We're raising money to fund a new sloth bridge as well as vital research equipment that SloCo need in order to carry out their conservation work.
PLant 4 hornbills
They will be planting mainly 25 different species of native wild fig trees in the planned areas. The reason for this is because firstly the seeds can be easily gathered from the forest and planted in a nursery, to be grown into young trees for transplanting. But the most important reason is because the fruits are widely eaten by a variety of species, particularly hornbills, who subsequently disperse the seeds into different areas. Therefore by choosing fig trees, the regeneration of the forest should take place at a faster rate. The seeds of other tree species would also be naturally dispersed into the planting area by animals who come to feed on the fig trees with a stomach full of seeds from other fruits they have eaten.
We are running this campaign through Patreon where people are able to finance the planting of the fig trees through their subscription fee. In return we will provide regular updates, photos, videos, interviews and interesting insights into the research.

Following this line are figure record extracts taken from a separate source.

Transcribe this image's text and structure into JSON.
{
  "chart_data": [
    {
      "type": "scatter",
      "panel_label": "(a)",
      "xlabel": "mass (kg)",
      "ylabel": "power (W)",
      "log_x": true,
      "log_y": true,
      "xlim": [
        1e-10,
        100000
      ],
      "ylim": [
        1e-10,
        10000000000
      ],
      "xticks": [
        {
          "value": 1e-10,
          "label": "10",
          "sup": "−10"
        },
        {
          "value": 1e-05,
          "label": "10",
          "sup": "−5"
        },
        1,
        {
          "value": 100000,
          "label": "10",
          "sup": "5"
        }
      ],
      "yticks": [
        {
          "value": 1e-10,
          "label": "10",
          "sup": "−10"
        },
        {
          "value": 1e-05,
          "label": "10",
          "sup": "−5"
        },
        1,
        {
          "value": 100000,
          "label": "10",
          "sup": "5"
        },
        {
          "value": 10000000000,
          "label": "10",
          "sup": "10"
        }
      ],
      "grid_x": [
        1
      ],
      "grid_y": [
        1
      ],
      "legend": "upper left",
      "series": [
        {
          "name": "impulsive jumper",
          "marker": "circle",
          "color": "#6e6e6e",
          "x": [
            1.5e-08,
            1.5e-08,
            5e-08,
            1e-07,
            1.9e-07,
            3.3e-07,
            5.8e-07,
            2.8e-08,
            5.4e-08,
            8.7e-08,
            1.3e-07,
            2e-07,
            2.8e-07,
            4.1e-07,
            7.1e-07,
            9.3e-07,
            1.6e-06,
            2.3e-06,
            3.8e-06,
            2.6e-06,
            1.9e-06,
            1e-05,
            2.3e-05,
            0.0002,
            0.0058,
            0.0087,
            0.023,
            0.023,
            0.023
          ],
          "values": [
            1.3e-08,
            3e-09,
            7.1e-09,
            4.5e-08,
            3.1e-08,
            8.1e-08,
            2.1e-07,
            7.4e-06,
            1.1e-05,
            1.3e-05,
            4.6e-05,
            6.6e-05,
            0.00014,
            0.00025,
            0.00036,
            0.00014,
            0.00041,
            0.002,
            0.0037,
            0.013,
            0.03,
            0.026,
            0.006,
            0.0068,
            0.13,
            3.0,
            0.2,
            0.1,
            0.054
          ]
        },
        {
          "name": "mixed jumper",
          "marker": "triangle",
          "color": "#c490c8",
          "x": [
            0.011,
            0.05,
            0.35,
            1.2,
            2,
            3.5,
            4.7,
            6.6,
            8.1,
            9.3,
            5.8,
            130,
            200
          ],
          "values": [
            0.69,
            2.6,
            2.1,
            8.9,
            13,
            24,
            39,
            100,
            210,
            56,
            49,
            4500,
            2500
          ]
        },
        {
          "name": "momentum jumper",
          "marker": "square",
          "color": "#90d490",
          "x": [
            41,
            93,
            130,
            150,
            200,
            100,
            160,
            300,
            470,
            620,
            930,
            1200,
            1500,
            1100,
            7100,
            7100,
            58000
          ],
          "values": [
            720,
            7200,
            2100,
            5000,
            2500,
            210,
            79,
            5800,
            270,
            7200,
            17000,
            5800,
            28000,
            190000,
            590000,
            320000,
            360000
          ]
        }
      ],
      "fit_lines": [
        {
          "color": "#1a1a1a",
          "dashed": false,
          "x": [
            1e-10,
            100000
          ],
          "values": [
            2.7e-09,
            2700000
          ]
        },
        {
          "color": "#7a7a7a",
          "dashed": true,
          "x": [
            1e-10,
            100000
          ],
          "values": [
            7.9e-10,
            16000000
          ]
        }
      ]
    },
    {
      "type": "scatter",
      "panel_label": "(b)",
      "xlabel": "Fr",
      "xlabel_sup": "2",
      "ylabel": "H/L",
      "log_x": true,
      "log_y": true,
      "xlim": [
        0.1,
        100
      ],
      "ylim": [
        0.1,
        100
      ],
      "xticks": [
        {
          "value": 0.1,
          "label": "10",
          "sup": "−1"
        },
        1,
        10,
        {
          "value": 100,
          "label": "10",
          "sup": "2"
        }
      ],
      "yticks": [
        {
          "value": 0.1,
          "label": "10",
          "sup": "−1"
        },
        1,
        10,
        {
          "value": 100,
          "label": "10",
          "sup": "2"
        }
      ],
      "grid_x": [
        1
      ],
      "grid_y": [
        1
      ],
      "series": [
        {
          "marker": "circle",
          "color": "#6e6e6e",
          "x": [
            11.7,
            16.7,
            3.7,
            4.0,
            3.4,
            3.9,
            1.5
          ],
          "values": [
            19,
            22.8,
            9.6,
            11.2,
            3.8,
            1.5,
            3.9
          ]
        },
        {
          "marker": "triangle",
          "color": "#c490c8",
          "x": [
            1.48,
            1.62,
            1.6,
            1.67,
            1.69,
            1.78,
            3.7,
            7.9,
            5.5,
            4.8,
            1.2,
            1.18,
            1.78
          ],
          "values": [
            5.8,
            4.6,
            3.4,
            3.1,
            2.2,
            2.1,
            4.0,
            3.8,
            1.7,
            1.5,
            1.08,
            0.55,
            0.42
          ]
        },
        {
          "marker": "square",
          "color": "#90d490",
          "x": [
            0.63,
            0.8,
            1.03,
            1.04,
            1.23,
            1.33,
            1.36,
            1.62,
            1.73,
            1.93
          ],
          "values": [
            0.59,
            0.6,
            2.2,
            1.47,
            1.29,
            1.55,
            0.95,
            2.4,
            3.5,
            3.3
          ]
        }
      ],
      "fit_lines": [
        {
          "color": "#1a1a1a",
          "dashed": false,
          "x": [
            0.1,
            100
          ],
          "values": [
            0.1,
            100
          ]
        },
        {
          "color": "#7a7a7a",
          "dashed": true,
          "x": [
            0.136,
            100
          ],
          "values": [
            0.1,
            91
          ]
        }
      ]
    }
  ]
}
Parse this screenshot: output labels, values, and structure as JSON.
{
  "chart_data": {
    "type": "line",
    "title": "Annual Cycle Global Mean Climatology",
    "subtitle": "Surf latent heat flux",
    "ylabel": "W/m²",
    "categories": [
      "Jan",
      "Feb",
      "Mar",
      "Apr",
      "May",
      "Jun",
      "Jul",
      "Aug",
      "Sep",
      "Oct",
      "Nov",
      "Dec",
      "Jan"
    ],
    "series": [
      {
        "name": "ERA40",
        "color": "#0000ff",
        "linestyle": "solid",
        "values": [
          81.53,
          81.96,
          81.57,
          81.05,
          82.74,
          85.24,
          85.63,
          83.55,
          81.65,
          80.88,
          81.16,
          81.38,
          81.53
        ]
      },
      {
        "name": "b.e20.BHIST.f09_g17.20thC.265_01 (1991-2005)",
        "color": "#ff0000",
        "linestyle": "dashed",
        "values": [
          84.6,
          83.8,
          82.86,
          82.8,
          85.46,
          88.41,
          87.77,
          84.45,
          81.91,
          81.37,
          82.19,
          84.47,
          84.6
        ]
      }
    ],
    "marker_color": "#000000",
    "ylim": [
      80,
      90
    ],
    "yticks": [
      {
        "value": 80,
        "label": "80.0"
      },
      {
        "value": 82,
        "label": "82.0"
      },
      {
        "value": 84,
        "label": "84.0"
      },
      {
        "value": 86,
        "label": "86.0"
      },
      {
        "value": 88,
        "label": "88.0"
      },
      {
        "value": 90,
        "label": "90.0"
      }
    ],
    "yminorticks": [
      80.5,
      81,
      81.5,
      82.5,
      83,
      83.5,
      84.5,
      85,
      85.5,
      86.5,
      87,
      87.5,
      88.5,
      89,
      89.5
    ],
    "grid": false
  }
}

Much of the Borneo's jungles over the past few decades have been destroyed and turned into palm oil plantations, leaving the remaining areas of forest very fragmented and isolated. Without connectivity it is very challenging for many species to find enough food, suitable mates and to escape from danger. The isolation also causes a reduction in population genetic diversity, making species increasingly vulnerable to disease and changes in their environment.
Luckily 1StopBorneo have a vision to change this and have been able to secure the rights to regenerate native forest corridors through the palm oil plantations, in order to connect various isolated fragments.
Click here to find our more about how to get involved with this project >>>
Mountain Gorilla Covid Fund
The Bwindi Development Network (BDN) work with the frontline communities around the Bwindi Impenetrable National Park, teaching them about mountain gorilla conservation and reforming locals from wildlife poaching. Much of this work relies on the organisation being able to provide ex-poachers with eco-tourism jobs which unfortunately all came to a halt during the Covid-19 pandemic. While the world was in lockdown, Rafiki, a silverback of the Bwindi mountain gorilla population, was killed by poachers. This incident highlighted how vulnerable the mountain gorilla population is without the important work of the BDN. As such, we urgently began a campaign to raise funds to be put towards providing the frontline communities with work and food in the absence of tourism, so that they can reframe from entering the forest to hunt.